I love this gimmick because it’s so unassuming and you can keep it literally constantly. You might not be comfortable with it, but for me, the deck for cards lives in my pocket, and the gimmick being on the box and also changing the way the box handles and feels is really cool – to me, this kind of gimmick is just inherently easy to keep in mind and make safe. The trick is a little expensive – after all, you need a coin, and if you’re not in a space you can recover it, any lapped or grounded coin is going to run the risk of being lost – and it does limit the kinds of coins you can use for a trick, but these days, people are unlikely to have coins on hand to do those tricks anyway. Who wants to handle money?
Alright, that’s a really simple, easy gimmick to make. By comparison, check out an extremely complicated gimmick to make that gets you a really vast effect. This involves busting out the needle and thread and making a multi-door, angle-specific, tool-focused gimmick that means you need to keep the right kind of pen around to make the effect look its best.
Have I made this gimmick? have I heck. This is however an example of how the level of artistry that goes into a gimmick is itself, a handcraft project. Remember when I described ‘gluing cards together’ originally? This is at that level. You can buy it, of course – I’m sure there are people selling versions of this gimmick! – but if you dont’ want to, you have this option and the pieces for making it aren’t expensive, they’re just detail focused.
Turns out a lot of magic stuff is detail focused, who knew.
Alright, though, that’s my opinion of gimmicks, but I’m a schlub who does magic tricks for little kids who… are now teenagers. That’s weird. Hm, don’t like contemplating that. Point is, I can talk a good game, but what about people with expertise? After all, the tricks I’m describing are props, but that’s not to say they’re the only way to do the tricks they’re showing, and professionally made, industrial machined devices can definitely get you easier effects…
But are they better?
The answer is in any situation, ‘it depends.’ What you need and want to use in a performance is limited. If you’re doing things at a distance and you can afford it, I’d say buy gimmicked shit because you’re safe and nobody runs the risk of seeing or handling your props. They’re another way to outsource control.

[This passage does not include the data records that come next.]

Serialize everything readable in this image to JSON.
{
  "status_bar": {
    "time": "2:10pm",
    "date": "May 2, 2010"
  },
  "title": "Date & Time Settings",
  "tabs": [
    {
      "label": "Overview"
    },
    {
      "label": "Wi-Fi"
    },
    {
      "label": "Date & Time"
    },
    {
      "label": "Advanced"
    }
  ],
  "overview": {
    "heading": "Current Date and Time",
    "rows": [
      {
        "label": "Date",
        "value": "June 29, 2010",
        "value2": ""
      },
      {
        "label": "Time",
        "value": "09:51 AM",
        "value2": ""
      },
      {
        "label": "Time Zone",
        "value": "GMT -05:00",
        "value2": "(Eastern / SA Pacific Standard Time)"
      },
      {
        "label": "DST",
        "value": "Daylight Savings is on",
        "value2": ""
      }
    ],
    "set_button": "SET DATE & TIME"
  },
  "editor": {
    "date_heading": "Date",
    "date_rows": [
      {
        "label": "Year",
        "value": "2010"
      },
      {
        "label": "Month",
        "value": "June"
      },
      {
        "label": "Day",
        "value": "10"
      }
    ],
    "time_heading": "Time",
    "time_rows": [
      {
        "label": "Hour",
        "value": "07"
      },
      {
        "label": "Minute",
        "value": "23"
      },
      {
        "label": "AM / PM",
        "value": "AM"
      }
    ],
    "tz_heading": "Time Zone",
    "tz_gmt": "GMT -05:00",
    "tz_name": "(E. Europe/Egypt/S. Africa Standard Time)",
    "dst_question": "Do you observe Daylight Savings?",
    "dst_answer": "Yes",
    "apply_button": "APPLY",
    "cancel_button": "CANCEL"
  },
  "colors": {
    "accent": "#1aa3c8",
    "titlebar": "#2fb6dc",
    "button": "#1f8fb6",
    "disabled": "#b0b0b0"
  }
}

But the tricks I like, they’re impromptu, and gimmick I work with are cheap, because it costs a lot to look cheap and, me? I can’t afford it. I have to be authentically cheap, after all.
Finally, I want to show you while I’ve got your attention on magic videos, I want you to check out this piece by Daniel Roy.

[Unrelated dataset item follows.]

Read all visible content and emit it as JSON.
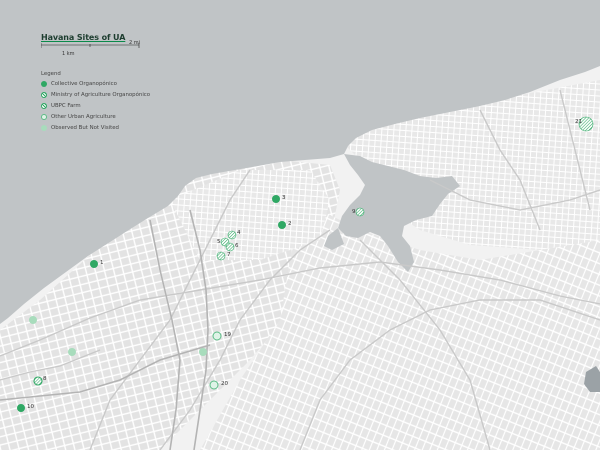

First things first, I think Roy is a great magician, though I am not so skilled or aware as to tell you how he’s a great magician. I think he uses a very understated, calm style, I think he does a good job of making his actions feel slow and reasonable, he doesn’t do much of the flair or distinctive moements you might be used to when you see a more old-school style handler at work. Like, I like Sankey’s work but when you see enough of his work you’ll see how much of what he does is presentation that’s designed to make some exaggerated movements seem normal, just because you’re used to them.
Anyway, the thing about this video I like is that after Roy shows you a good trick, he then breaks down what Monte is. Not the trick – the card mechanics, I could guess at what he’s doing at each stage but I would be guessing – but rather what the whole setup of Monte is and what it’s for, and why we love using it as a framing device. It’s a game designed to scam you and you shouldn’t fall for a scam. Particularly, and vitally, in my opinion, he underscores that there are lots of other things about you that are vulnerable while you are being conned.
Magic is a performance, magic is for play, and you can get that safely and should respect those who can do it, because they’re (we’re?) the honest ones who’ll tell you we’re lying.